Vascular smooth muscle cells were analyzed for cell cycle employing FACS in order to confirm the effect of dimethyl fumarate on cell cycle. 5 μM dimethyl fumarate were pretreated for 2 hours in the vascular smooth muscle cells cultured in a medium containing 0.5% bovine fetal serum for 24 hours. Cells were treated with a growth factor and insulin to induce cells into replication phase, and reaction was performed for 24 hours. Then cells were collected and immobilized, and then their nucleuses were stained with propidium iodide (PI), and cell cycle was analyzed by employing FACS. Cell cycle was indicated as % by measuring 10,000 cells per each sample.
From the results, it was confirmed that cells in replication phase status among vascular smooth muscle cells stimulated with a growth factor and insulin were increased (8.7%) (FIG. 6 b) compared to the control group not stimulated (FIG. 6 c).
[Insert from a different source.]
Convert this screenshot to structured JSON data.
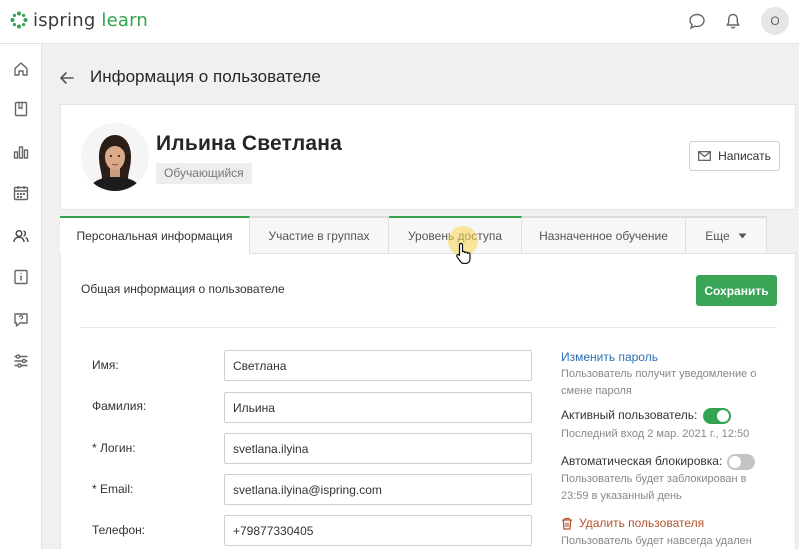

Meanwhile, it was confirmed that cells in replication phase status among cells reacted simultaneously with dimethyl fumarate were decreased to 3.4%.

INDUSTRIAL APPLICABILITY

Claims

1. A pharmaceutical composition for inhibiting vascular smooth muscle cell proliferation comprising dimethyl fumarate as an effective ingredient.

2. The pharmaceutical composition according to claim 1, wherein the pharmaceutical composition is for preventing or treating arteriosclerosis.

3. The pharmaceutical composition according to claim 1, wherein the pharmaceutical composition is for preventing or treating vascular restenosis.